The presence of the therapist once a week did enhance the effects of the exercise and motivation of the subjects to continue the exercise throughout the following week. Also the guidance was useful to provide the corrections to the subjects in a properly individual tailored manner. When comparing the incidence of the SUI experienced by the two groups there was no much difference between the groups. The incidence rates were calculated using odds ratio and values were 62 % in the experimental group and 68% in the control group. In the scale all those who had an LI of 1 is considered to be continent while those who have >1 was considered to be incontinent no matter how close the value was to 1. But the severity of SUI experienced by experimental group was significantly lesser when compared to that of the control group. The percentage of subjects who experienced SUI with a leakage index between1.01-2 was 55% in experimental group while it was 6% in the control group and those who experienced SUI with a leakage index between 3.01-4 in the experimental group was 0 while it was found to be 54% in the control group. From this data it is evident that the severity of SUI experienced by the experimental group was lesser than that experienced by those in control group. This shows that PFMT is effective in reducing SUI.

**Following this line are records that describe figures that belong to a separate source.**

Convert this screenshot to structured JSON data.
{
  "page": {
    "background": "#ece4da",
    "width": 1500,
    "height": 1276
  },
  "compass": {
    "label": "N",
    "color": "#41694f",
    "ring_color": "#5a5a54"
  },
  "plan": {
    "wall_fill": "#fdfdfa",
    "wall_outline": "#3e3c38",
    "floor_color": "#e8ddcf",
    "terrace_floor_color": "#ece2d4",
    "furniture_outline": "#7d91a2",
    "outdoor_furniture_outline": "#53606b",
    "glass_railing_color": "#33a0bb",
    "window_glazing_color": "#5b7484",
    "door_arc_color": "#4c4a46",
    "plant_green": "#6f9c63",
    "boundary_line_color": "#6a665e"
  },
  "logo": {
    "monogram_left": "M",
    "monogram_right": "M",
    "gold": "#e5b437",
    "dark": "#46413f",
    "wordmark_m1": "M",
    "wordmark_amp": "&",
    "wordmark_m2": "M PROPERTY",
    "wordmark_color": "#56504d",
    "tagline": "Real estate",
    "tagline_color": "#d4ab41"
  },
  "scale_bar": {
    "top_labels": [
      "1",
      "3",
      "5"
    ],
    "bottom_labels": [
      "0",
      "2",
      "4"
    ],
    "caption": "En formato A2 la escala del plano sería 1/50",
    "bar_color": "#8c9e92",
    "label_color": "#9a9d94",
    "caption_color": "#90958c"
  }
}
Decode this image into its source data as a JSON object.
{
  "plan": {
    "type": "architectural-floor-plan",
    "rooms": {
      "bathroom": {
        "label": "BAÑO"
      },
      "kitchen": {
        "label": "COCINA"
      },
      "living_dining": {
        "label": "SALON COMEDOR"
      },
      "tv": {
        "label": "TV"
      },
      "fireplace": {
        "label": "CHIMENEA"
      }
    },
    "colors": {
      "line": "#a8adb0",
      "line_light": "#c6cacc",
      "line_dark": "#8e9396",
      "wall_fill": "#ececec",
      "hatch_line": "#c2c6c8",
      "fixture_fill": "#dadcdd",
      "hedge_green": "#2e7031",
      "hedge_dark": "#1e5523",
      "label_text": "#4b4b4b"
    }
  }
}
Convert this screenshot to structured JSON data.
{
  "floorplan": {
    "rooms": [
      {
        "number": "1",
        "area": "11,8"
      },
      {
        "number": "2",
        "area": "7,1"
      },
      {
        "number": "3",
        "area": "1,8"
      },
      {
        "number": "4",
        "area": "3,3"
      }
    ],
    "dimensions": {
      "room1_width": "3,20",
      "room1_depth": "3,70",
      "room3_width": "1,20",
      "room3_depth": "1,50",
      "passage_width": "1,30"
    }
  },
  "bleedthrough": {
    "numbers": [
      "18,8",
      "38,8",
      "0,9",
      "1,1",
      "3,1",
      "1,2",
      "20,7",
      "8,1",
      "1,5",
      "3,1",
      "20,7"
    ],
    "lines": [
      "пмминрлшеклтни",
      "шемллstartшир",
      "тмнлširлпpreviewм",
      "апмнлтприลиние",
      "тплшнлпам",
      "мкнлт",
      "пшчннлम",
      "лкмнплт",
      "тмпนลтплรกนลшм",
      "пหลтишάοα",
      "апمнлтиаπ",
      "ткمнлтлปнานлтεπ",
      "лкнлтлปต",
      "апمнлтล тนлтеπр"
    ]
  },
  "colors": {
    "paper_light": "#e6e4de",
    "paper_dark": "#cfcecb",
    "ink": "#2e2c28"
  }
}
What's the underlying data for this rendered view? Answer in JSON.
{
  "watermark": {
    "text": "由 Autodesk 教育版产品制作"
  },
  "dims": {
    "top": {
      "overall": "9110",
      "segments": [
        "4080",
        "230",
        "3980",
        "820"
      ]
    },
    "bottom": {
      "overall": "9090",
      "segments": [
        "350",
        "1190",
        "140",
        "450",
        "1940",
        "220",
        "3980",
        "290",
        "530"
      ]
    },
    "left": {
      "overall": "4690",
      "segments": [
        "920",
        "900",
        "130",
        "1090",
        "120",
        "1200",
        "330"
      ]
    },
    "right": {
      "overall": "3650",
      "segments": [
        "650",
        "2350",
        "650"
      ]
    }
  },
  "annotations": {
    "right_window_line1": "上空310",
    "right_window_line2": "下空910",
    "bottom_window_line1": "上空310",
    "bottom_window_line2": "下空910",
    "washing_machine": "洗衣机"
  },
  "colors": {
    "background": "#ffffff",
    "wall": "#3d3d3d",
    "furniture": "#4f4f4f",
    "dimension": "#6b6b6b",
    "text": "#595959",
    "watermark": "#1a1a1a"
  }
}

Hence it can be concluded that antenatal PFMT can be used to reduce the severity of SUI in postnatal period in primigravidae who underwent a normal vaginal delivery if not in reducing the incidence of postnatal SUI.
Results from this study suggest that antenatal pelvic floor muscle exercise is effective in reducing the severity of postnatal SUI if not decrease the incidence of postnatal SUI. Hence the result of the study may be helpful in giving awareness and education about antenatal pelvic floor muscle exercise and in general the antenatal care.
Antenatal pelvic floor muscle exercise is found to be effective in reducing the severity of postnatal SUI. When only the incidence is compared between two groups, the difference is not significant but the severity of SUI experienced by those who underwent the antenatal pelvic floor muscle exercise was lower when compared to those who did not undergo the antenatal pelvic floor muscle exercise.